The first person granted exceptional status to play in the WHL at age 15, Bedard was in a two-horse race with Adam Fantilli to be the top pick when both suited up for Canada at the world junior hockey championship.
By the time the holiday tournament was over, there was little doubt which player would be called first in June, and it’s not like Fantilli had regressed.
It’s that Bedard, who rewrote record books thanks to his vision, bullet shot and flair for the dramatic, was breathtakingly elite in guiding the country to gold and grabbing MVP honours.
“Some of my dreams,” he said. “To have a few of those has been special.”
And to be clear, it’s not just the North Vancouver, B.C., product’s on-ice talents that turn heads.
“Continues to excel in all areas,” said NHL Central Scouting director Dan Marr, who also pointed to Bedard’s leadership skills. “It’s the intangibles that can truly make a superstar.”
Marr first saw Bedard in person at the under-18 world championships. Canada was up against one of the smaller nations, and the NHL’s top scout told Bedard afterwards the player appeared to think it was going to be easy.
“I think he was surprised at the level of the intensity,” Marr said. “Next game, you could see he had a completely different approach.”
Pats head coach and general manager John Paddock got an up-close view of Bedard throughout his three years in Regina, including a rookie campaign cut short by COVID-19.
“Certainly didn’t take him for granted,” said Paddock, who spent parts of eight seasons behind NHL benches. “I think we’ll look back at it more fondly as time grows and he’s doing what people expect him to do at the next level.”
The five-foot-10, 185-pound Bedard has dominated headlines leading up to this draft, and impressed his contemporaries in the process.
“He’s been at this for a long time,” said Matteo Mann, a defenceman in this year’s class. “Really far along in the development of his physical attributes.”
For all of the skills, Mann added many observers don’t realize how unique Bedard’s shot — using a longer stick than most players his size — is when it comes to manipulating the angle.
“Every guy knows he’s going to pull and drag that puck,” Mann said. “He brings it in so much that it does miss your stick … it’s deceptive.”
Tom Bedard has watched his son develop that, and every other aspect of his game, while navigating the pressures of teenage superstardom.
“Quite a journey,” he said. “It’s hard to put it all together … five, six years ago he was just little.

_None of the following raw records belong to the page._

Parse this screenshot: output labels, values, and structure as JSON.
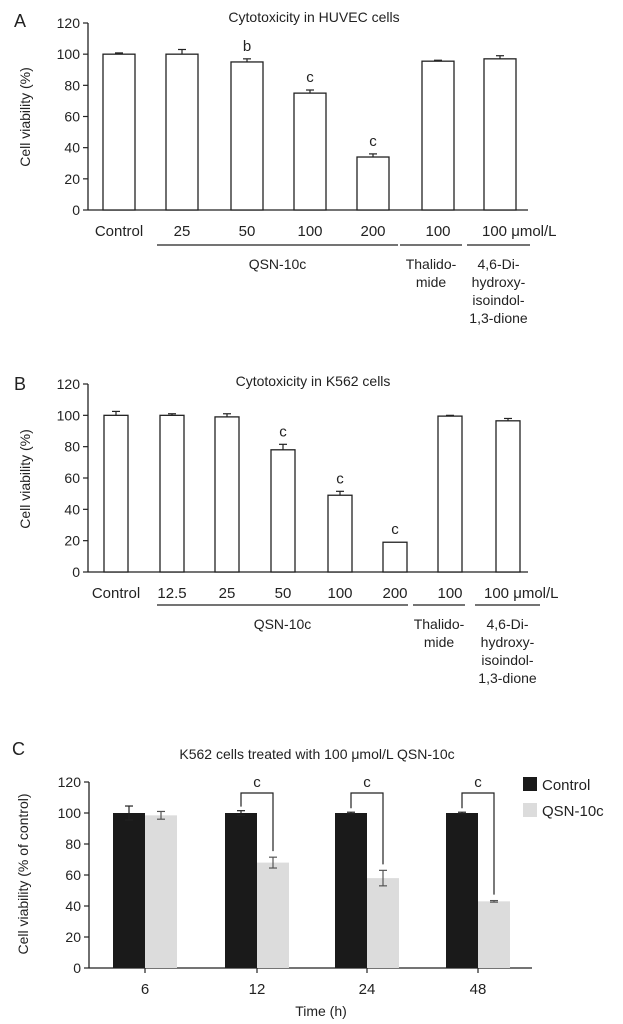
{
  "chart_data": [
    {
      "panel": "A",
      "type": "bar",
      "title": "Cytotoxicity in HUVEC cells",
      "ylabel": "Cell viability (%)",
      "ylim": [
        0,
        120
      ],
      "yticks": [
        0,
        20,
        40,
        60,
        80,
        100,
        120
      ],
      "categories": [
        "Control",
        "25",
        "50",
        "100",
        "200",
        "100",
        "100 μmol/L"
      ],
      "values": [
        100,
        100,
        95,
        75,
        34,
        95.5,
        97
      ],
      "errors": [
        0.8,
        3,
        2,
        2,
        2,
        0.6,
        2
      ],
      "annotations": [
        "",
        "",
        "b",
        "c",
        "c",
        "",
        ""
      ],
      "groups": [
        {
          "label": "QSN-10c",
          "from": 1,
          "to": 4
        },
        {
          "label": "Thalido-\nmide",
          "from": 5,
          "to": 5
        },
        {
          "label": "4,6-Di-\nhydroxy-\nisoindol-\n1,3-dione",
          "from": 6,
          "to": 6
        }
      ]
    },
    {
      "panel": "B",
      "type": "bar",
      "title": "Cytotoxicity in K562 cells",
      "ylabel": "Cell viability (%)",
      "ylim": [
        0,
        120
      ],
      "yticks": [
        0,
        20,
        40,
        60,
        80,
        100,
        120
      ],
      "categories": [
        "Control",
        "12.5",
        "25",
        "50",
        "100",
        "200",
        "100",
        "100 μmol/L"
      ],
      "values": [
        100,
        100,
        99,
        78,
        49,
        19,
        99.5,
        96.5
      ],
      "errors": [
        2.5,
        1,
        2,
        3.5,
        2.5,
        0,
        0.5,
        1.5
      ],
      "annotations": [
        "",
        "",
        "",
        "c",
        "c",
        "c",
        "",
        ""
      ],
      "groups": [
        {
          "label": "QSN-10c",
          "from": 1,
          "to": 5
        },
        {
          "label": "Thalido-\nmide",
          "from": 6,
          "to": 6
        },
        {
          "label": "4,6-Di-\nhydroxy-\nisoindol-\n1,3-dione",
          "from": 7,
          "to": 7
        }
      ]
    },
    {
      "panel": "C",
      "type": "bar",
      "title": "K562 cells treated with 100 μmol/L QSN-10c",
      "ylabel": "Cell viability (% of control)",
      "xlabel": "Time (h)",
      "ylim": [
        0,
        120
      ],
      "yticks": [
        0,
        20,
        40,
        60,
        80,
        100,
        120
      ],
      "categories": [
        "6",
        "12",
        "24",
        "48"
      ],
      "series": [
        {
          "name": "Control",
          "color": "#1a1a1a",
          "values": [
            100,
            100,
            100,
            100
          ],
          "errors": [
            4.5,
            1.5,
            0.5,
            0.5
          ]
        },
        {
          "name": "QSN-10c",
          "color": "#dcdcdc",
          "values": [
            98.5,
            68,
            58,
            43
          ],
          "errors": [
            2.5,
            3.5,
            5,
            0.5
          ]
        }
      ],
      "annotations": [
        "",
        "c",
        "c",
        "c"
      ],
      "legend": "top-right"
    }
  ]
}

“It’s hard to wrap your head around it.”
The Bedard family is set to share a special moment in Tennessee, but one chair will be empty.
Connor’s grandfather and Tom’s dad, Garth, was killed in a car crash in B.C. in April 2021. Connor scored two goals in the Pats’ next game.
“He’d be very proud of Connor,” Tom said. “Seeing that he reached this point is special. It’s so unfortunate he can’t be there.
“We’ll just hope he’s looking out for him.”
Connor and his dad have had plenty of conversations about the game. But they’ve never spent much time looking back, and certainly never gazed too far ahead.
But a draft moment that was once far off in the distance now rests just over the horizon.
“You don’t ever think of this happening,” Tom Bedard said. “Always the next shift, the next tournament, the next whatever.
“Now all of a sudden, you’re here.”
Ready to embark on a trip to the NHL — one Connor Bedard is keen to take.